I have to demonstrate that $$\phi^{-1}(n)= \prod_{p|n}(1-p)$$ where $\phi(n)$ is the Euler's totient function.
I know that I can write $\phi$ in terms of the Mobius function $\mu$ as$$\phi(n)= \sum_{n|d} \mu(d) \cdot \left(\frac{n}{d}\right)$$ and I tried to substitute this in the definition of Dirichlet's inverse $$f^{-1}(n)=- \frac{1}{f(1)} \sum_{d|n \\d<n} f \left(\frac{n}{d}\right)f^{-1}(d) $$ but I can't find a solution.
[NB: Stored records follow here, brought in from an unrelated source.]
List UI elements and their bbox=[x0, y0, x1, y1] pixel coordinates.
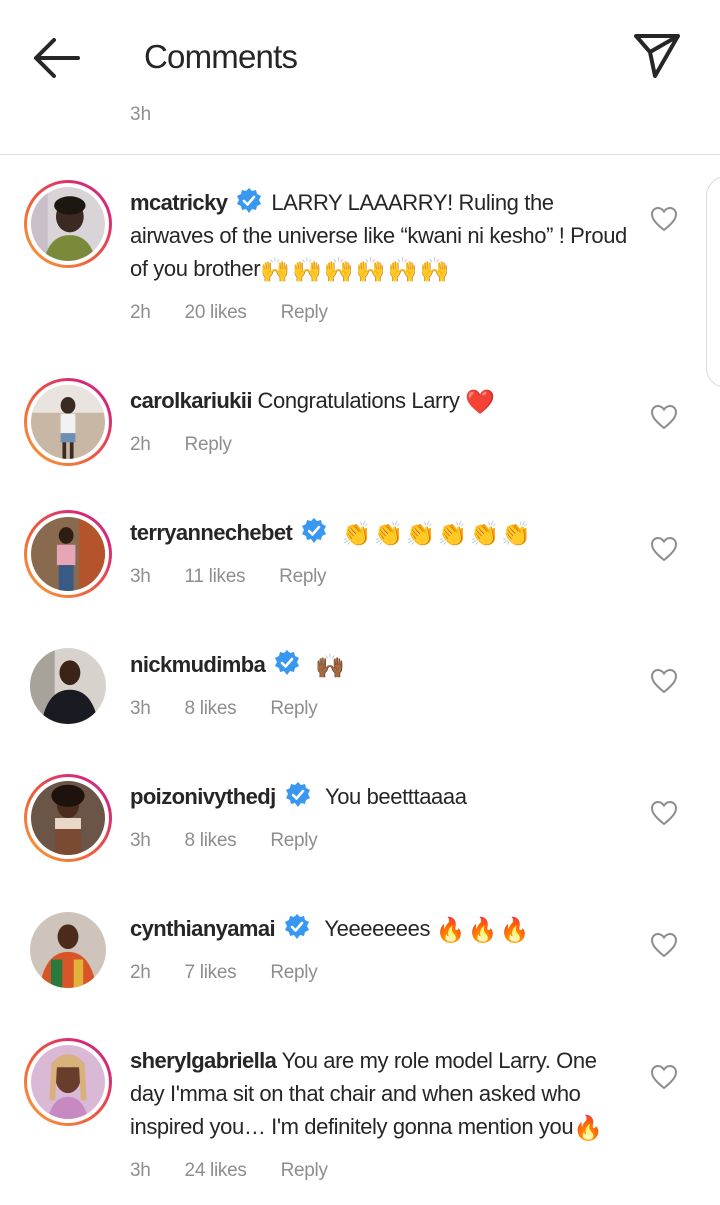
comment-time: 3h bbox=[130, 1160, 151, 1181]
comment-likes[interactable]: 20 likes bbox=[185, 302, 247, 323]
comment-time: 3h bbox=[130, 566, 151, 587]
comment-time: 3h bbox=[130, 698, 151, 719]
heart-icon[interactable] bbox=[650, 404, 678, 430]
reply-button[interactable]: Reply bbox=[270, 830, 317, 851]
verified-badge-icon bbox=[237, 188, 262, 213]
reply-button[interactable]: Reply bbox=[270, 962, 317, 983]
fire-emoji: 🔥🔥🔥 bbox=[435, 917, 532, 944]
avatar bbox=[30, 648, 106, 724]
comment-body: terryannechebet 👏👏👏👏👏👏 bbox=[130, 516, 630, 549]
avatar bbox=[31, 187, 105, 261]
avatar-story-ring[interactable] bbox=[24, 180, 112, 268]
comment-body: sherylgabriella You are my role model La… bbox=[130, 1044, 630, 1143]
avatar-story-ring[interactable] bbox=[24, 378, 112, 466]
comment-username[interactable]: carolkariukii bbox=[130, 388, 252, 413]
reply-button[interactable]: Reply bbox=[270, 698, 317, 719]
caption-divider bbox=[0, 154, 720, 155]
comment-time: 2h bbox=[130, 434, 151, 455]
page-title: Comments bbox=[144, 38, 298, 75]
verified-badge-icon bbox=[285, 914, 310, 939]
fire-emoji: 🔥 bbox=[573, 1115, 606, 1142]
reply-button[interactable]: Reply bbox=[279, 566, 326, 587]
verified-badge-icon bbox=[285, 782, 310, 807]
comment-likes[interactable]: 7 likes bbox=[185, 962, 237, 983]
comment-time: 2h bbox=[130, 962, 151, 983]
comment-likes[interactable]: 11 likes bbox=[185, 566, 246, 587]
comment-body: poizonivythedj You beetttaaaa bbox=[130, 780, 630, 813]
heart-icon[interactable] bbox=[650, 668, 678, 694]
heart-icon[interactable] bbox=[650, 800, 678, 826]
comment-meta: 3h 24 likes Reply bbox=[130, 1160, 362, 1182]
comment-username[interactable]: poizonivythedj bbox=[130, 784, 276, 809]
avatar bbox=[31, 781, 105, 855]
side-panel-edge bbox=[706, 176, 720, 388]
avatar-story-ring[interactable] bbox=[24, 774, 112, 862]
verified-badge-icon bbox=[275, 650, 300, 675]
avatar bbox=[31, 385, 105, 459]
avatar-story-ring[interactable] bbox=[24, 510, 112, 598]
comment-text: Yeeeeeees bbox=[324, 916, 431, 941]
verified-badge-icon bbox=[302, 518, 327, 543]
comment-likes[interactable]: 8 likes bbox=[185, 698, 237, 719]
comment-body: mcatricky LARRY LAAARRY! Ruling the airwa… bbox=[130, 186, 630, 285]
comment-meta: 3h 8 likes Reply bbox=[130, 698, 351, 720]
avatar bbox=[30, 912, 106, 988]
comment-time: 3h bbox=[130, 830, 151, 851]
raising-hands-emoji: 🙌🙌🙌🙌🙌🙌 bbox=[260, 257, 452, 284]
comment-username[interactable]: cynthianyamai bbox=[130, 916, 276, 941]
raising-hands-emoji: 🙌🏾 bbox=[314, 653, 347, 680]
heart-icon[interactable] bbox=[650, 932, 678, 958]
comment-body: nickmudimba 🙌🏾 bbox=[130, 648, 630, 681]
reply-button[interactable]: Reply bbox=[185, 434, 232, 455]
avatar-wrapper[interactable] bbox=[24, 642, 112, 730]
red-heart-emoji: ❤️ bbox=[465, 389, 498, 416]
avatar-wrapper[interactable] bbox=[24, 906, 112, 994]
comment-username[interactable]: terryannechebet bbox=[130, 520, 293, 545]
top-bar: Comments 3h bbox=[0, 0, 720, 125]
comment-time: 2h bbox=[130, 302, 151, 323]
comment-meta: 2h 20 likes Reply bbox=[130, 302, 362, 324]
comment-body: cynthianyamai Yeeeeeees 🔥🔥🔥 bbox=[130, 912, 630, 945]
avatar bbox=[31, 1045, 105, 1119]
comment-meta: 2h Reply bbox=[130, 434, 266, 456]
comment-likes[interactable]: 24 likes bbox=[185, 1160, 247, 1181]
previous-comment-time: 3h bbox=[130, 104, 152, 125]
avatar-story-ring[interactable] bbox=[24, 1038, 112, 1126]
comment-likes[interactable]: 8 likes bbox=[185, 830, 237, 851]
paper-plane-icon[interactable] bbox=[630, 28, 684, 82]
back-arrow-icon[interactable] bbox=[30, 34, 82, 82]
comment-body: carolkariukii Congratulations Larry ❤️ bbox=[130, 384, 630, 417]
comment-meta: 3h 11 likes Reply bbox=[130, 566, 360, 588]
comment-username[interactable]: sherylgabriella bbox=[130, 1048, 277, 1073]
comment-text: You beetttaaaa bbox=[324, 784, 467, 809]
clapping-hands-emoji: 👏👏👏👏👏👏 bbox=[341, 521, 534, 548]
comment-username[interactable]: nickmudimba bbox=[130, 652, 266, 677]
reply-button[interactable]: Reply bbox=[281, 302, 328, 323]
comment-text: Congratulations Larry bbox=[257, 388, 460, 413]
heart-icon[interactable] bbox=[650, 206, 678, 232]
comment-meta: 2h 7 likes Reply bbox=[130, 962, 351, 984]
heart-icon[interactable] bbox=[650, 536, 678, 562]
avatar bbox=[31, 517, 105, 591]
heart-icon[interactable] bbox=[650, 1064, 678, 1090]
reply-button[interactable]: Reply bbox=[281, 1160, 328, 1181]
comment-username[interactable]: mcatricky bbox=[130, 190, 228, 215]
comment-meta: 3h 8 likes Reply bbox=[130, 830, 351, 852]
Can anyone give me a hint?
Since $\phi(n)$ is multiplicative, i.e., satisfies $\phi(nm) = \phi(n)\phi(m)$ for all $m,n$ with $gcd(n,m) = 1$, it follows from $\phi(p^k)= p^{k-1}(p-1)$ that $$\sum_{d | n} \phi(d) = n, \qquad \phi(n) = \sum_{d | n} \mu(d) \frac{n}{d}$$ by the Moebius inversion formula. Thus $$\phi^{-1}(n) = \sum_{d | n} d \mu(d)$$ by the definition of the Dirichlet inverse. But we have, for every multiplicative arithmetic function $f$ that $$ \sum_{d\mid n}\mu(d)f(d)=\prod_{p\mid n}(1-f(p)). $$ Just check this for prime powers and use the multiplicativity of $f$. Now take $f=id$ to obtain $$\phi^{-1}(n)= \prod_{p|n}(1-p).$$